Edit - I also found this blurb which seems to describe the problem:
jpegtran's default behavior when transforming an odd-size image is
designed to preserve exact reversibility and mathematical consistency
of the transformation set. As stated, transpose is able to flip the
entire image area. Horizontal mirroring leaves any partial iMCU
column at the right edge untouched, but is able to flip all rows of
the image. Similarly, vertical mirroring leaves any partial iMCU row
at the bottom edge untouched, but is able to flip all columns. The
other transforms can be built up as sequences of transpose and flip
operations; for consistency, their actions on edge pixels are defined
to be the same as the end result of the corresponding
transpose-and-flip sequence.
The -trim switch works, if you can call it that, and trims out the disorganized data but the image is smaller and lost data.
test_output5.jpg:
Adding the -perfect switch which supposedly stops the above from happening results in this: transformation is not perfect for output and no image.
So is it not possible to losslessly rotate a .jpg? I could, myself, go into paint and reconstruct the original image by simply moving the edge lines into their correct place. Is there a method to do this within libjpeg?

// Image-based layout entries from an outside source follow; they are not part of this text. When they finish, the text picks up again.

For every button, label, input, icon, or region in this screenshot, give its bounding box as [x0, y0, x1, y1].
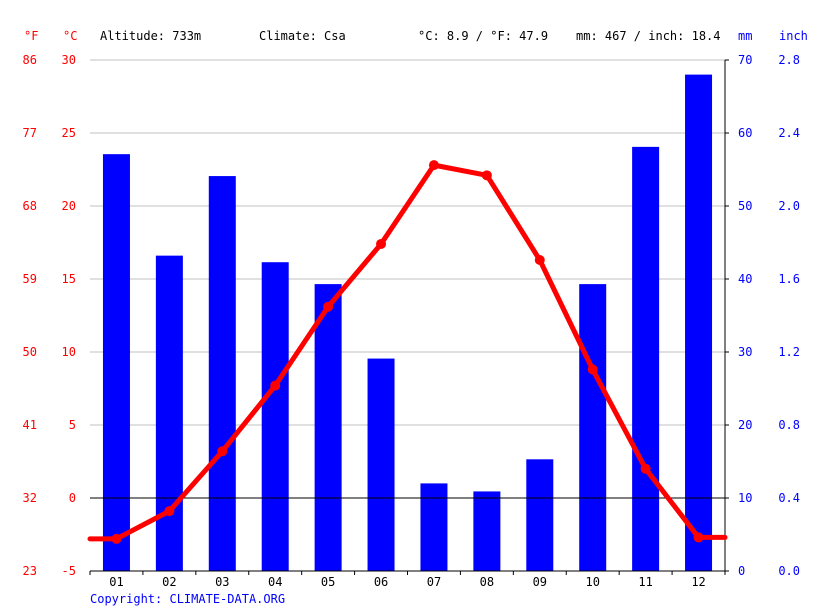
celsius-tick-label: 0: [69, 491, 76, 505]
precipitation-bar: [155, 255, 183, 571]
precipitation-bar: [685, 74, 713, 571]
mm-tick-label: 70: [738, 53, 752, 67]
mm-tick-label: 40: [738, 272, 752, 286]
temperature-point: [111, 533, 122, 544]
precipitation-bar: [420, 483, 448, 571]
inch-tick-label: 1.6: [778, 272, 800, 286]
mm-unit-label: mm: [738, 29, 752, 43]
inch-tick-label: 2.4: [778, 126, 800, 140]
temperature-curve: [87, 162, 728, 542]
inch-tick-label: 0.0: [778, 564, 800, 578]
grid-lines: [90, 59, 725, 426]
month-label: 06: [374, 575, 388, 589]
temperature-line: [87, 160, 728, 544]
temperature-point: [376, 238, 387, 249]
temperature-point: [481, 170, 492, 181]
precipitation-bar: [473, 491, 501, 571]
temperature-point: [217, 446, 228, 457]
mm-tick-label: 0: [738, 564, 745, 578]
precipitation-bar: [632, 146, 660, 571]
celsius-unit-label: °C: [63, 29, 77, 43]
month-label: 12: [691, 575, 705, 589]
month-label: 05: [321, 575, 335, 589]
month-label: 03: [215, 575, 229, 589]
month-label: 04: [268, 575, 282, 589]
inch-unit-label: inch: [779, 29, 808, 43]
mm-tick-label: 60: [738, 126, 752, 140]
temperature-point: [270, 380, 281, 391]
temperature-point: [693, 532, 704, 543]
fahrenheit-tick-label: 59: [23, 272, 37, 286]
celsius-tick-label: 30: [62, 53, 76, 67]
mm-tick-label: 20: [738, 418, 752, 432]
fahrenheit-tick-label: 68: [23, 199, 37, 213]
fahrenheit-tick-label: 50: [23, 345, 37, 359]
climate-label: Climate: Csa: [259, 29, 346, 43]
inch-tick-label: 1.2: [778, 345, 800, 359]
precipitation-bar: [102, 154, 130, 572]
temperature-point: [323, 301, 334, 312]
inch-tick-label: 2.8: [778, 53, 800, 67]
celsius-tick-label: 25: [62, 126, 76, 140]
fahrenheit-tick-label: 32: [23, 491, 37, 505]
tick-labels: -5 23 0 32 5 41 10 50 15 59 20 68 25 77 30 86 0 0.0 10 0.4 2…: [23, 53, 800, 589]
axes: [89, 59, 729, 575]
celsius-tick-label: 15: [62, 272, 76, 286]
celsius-tick-label: 10: [62, 345, 76, 359]
month-label: 08: [480, 575, 494, 589]
temperature-point: [428, 160, 439, 171]
celsius-tick-label: 20: [62, 199, 76, 213]
month-label: 10: [585, 575, 599, 589]
precipitation-bars: [102, 74, 713, 572]
temperature-point: [587, 364, 598, 375]
mm-tick-label: 50: [738, 199, 752, 213]
temperature-point: [534, 255, 545, 266]
inch-tick-label: 0.4: [778, 491, 800, 505]
fahrenheit-tick-label: 86: [23, 53, 37, 67]
precipitation-bar: [579, 284, 607, 571]
precipitation-bar: [367, 358, 395, 571]
mm-tick-label: 30: [738, 345, 752, 359]
fahrenheit-tick-label: 23: [23, 564, 37, 578]
average-temperature-label: °C: 8.9 / °F: 47.9: [418, 29, 548, 43]
celsius-tick-label: 5: [69, 418, 76, 432]
month-label: 01: [109, 575, 123, 589]
fahrenheit-tick-label: 77: [23, 126, 37, 140]
precipitation-bar: [261, 262, 289, 571]
month-label: 11: [638, 575, 652, 589]
temperature-point: [640, 463, 651, 474]
inch-tick-label: 2.0: [778, 199, 800, 213]
fahrenheit-unit-label: °F: [24, 29, 38, 43]
precipitation-total-label: mm: 467 / inch: 18.4: [576, 29, 721, 43]
copyright-text: Copyright: CLIMATE-DATA.ORG: [90, 592, 286, 606]
temperature-point: [164, 506, 175, 517]
inch-tick-label: 0.8: [778, 418, 800, 432]
month-label: 09: [533, 575, 547, 589]
fahrenheit-tick-label: 41: [23, 418, 37, 432]
precipitation-bar: [314, 284, 342, 571]
precipitation-bar: [208, 176, 236, 571]
mm-tick-label: 10: [738, 491, 752, 505]
month-label: 02: [162, 575, 176, 589]
precipitation-bar: [526, 459, 554, 571]
month-label: 07: [427, 575, 441, 589]
celsius-tick-label: -5: [62, 564, 76, 578]
altitude-label: Altitude: 733m: [100, 29, 201, 43]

A lossless rotation works with whole DCT blocks contained within the JPEG file. These blocks are always 8x8 or 16x16 pixels (depending on the compression downsampling settings). The file contains a width and height so the extra pixels can be thrown away when the image is decoded, but there's no way to move the clipping from the right/bottom edge to the left/top edge. The software is doing the best it can with an impossible problem.
As you've discovered the way around this problem is to make the width and height evenly divisible by 16. You'll find that images from cameras for example will have this property.